O que é hipocalcemia?
A hipocalcemia é um estado em que o indivíduo possui níveis orgânicos de cálcio abaixo do necessário para manter a homeostase corporal. Os principais fatores que influenciam a concentração sérica de cálcio são:
- Hormônio da paratireóide (PTH)
- Vitamina D
Esses hormônios regulam o cálcio sérico por meio de efeitos nos ossos, rins e o trato gastrointestinal. O próprio cálcio atua regulando seus próprios níveis sanguíneos, agindo através de um receptor sensível ao cálcio (CaSR) na glândula paratireóide para inibir a secreção de PTH e em um CaSR na alça de Henle para estimular a excreção renal de cálcio.

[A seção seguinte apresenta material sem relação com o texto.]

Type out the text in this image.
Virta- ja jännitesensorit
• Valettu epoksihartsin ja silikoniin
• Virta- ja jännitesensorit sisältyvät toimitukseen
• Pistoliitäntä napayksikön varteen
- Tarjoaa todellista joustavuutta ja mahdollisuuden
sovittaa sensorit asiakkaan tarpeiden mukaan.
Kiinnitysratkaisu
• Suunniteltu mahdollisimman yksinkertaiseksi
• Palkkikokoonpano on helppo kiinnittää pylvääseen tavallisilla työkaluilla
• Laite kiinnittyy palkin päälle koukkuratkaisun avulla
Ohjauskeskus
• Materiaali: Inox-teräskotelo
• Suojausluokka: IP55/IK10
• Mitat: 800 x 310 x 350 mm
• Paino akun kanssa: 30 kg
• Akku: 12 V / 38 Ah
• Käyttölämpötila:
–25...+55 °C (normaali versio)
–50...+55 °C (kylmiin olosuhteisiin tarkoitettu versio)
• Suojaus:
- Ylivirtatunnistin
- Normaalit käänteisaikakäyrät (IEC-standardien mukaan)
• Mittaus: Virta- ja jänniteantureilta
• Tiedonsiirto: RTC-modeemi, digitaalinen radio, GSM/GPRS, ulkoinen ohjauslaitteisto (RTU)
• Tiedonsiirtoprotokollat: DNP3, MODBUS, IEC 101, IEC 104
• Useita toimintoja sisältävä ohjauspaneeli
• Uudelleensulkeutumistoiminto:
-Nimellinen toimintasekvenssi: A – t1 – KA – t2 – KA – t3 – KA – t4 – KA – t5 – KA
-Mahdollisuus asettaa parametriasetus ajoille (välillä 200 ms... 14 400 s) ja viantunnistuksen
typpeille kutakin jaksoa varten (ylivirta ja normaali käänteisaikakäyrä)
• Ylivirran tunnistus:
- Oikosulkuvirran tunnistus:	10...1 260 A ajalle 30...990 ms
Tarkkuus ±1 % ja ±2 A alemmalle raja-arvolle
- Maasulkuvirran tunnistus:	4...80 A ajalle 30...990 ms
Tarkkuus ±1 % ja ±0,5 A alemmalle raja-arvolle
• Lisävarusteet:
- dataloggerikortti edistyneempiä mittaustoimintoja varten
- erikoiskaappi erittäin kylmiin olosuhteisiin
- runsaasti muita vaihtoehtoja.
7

O PTH é secretado quase instantaneamente em resposta a reduções muito pequenas no cálcio ionizado sérico, que são detectadas pelo CaSR. O aumento na liberação de PTH eleva a concentração sérica de cálcio até o normal através de três ações:
- Diminuição da excreção urinária de cálcio devido à estimulação da reabsorção de cálcio no túbulo distal
- Aumento da absorção intestinal de cálcio mediado pelo aumento da produção renal de 1,25-dihidroxivitamina D (calcitriol), a forma mais ativa de vitamina D
- Aumento da reabsorção óssea
As concentrações séricas de cálcio são normalmente mantidas em uma faixa muito estreita. O cálcio no sangue é transportado em parte ligado às proteínas plasmáticas (aproximadamente 45%), principalmente à albumina; em parte ligado a pequenos ânions, como fosfato e citrato (aproximadamente 15%); e em parte no estado livre ou ionizado (aproximadamente 40%).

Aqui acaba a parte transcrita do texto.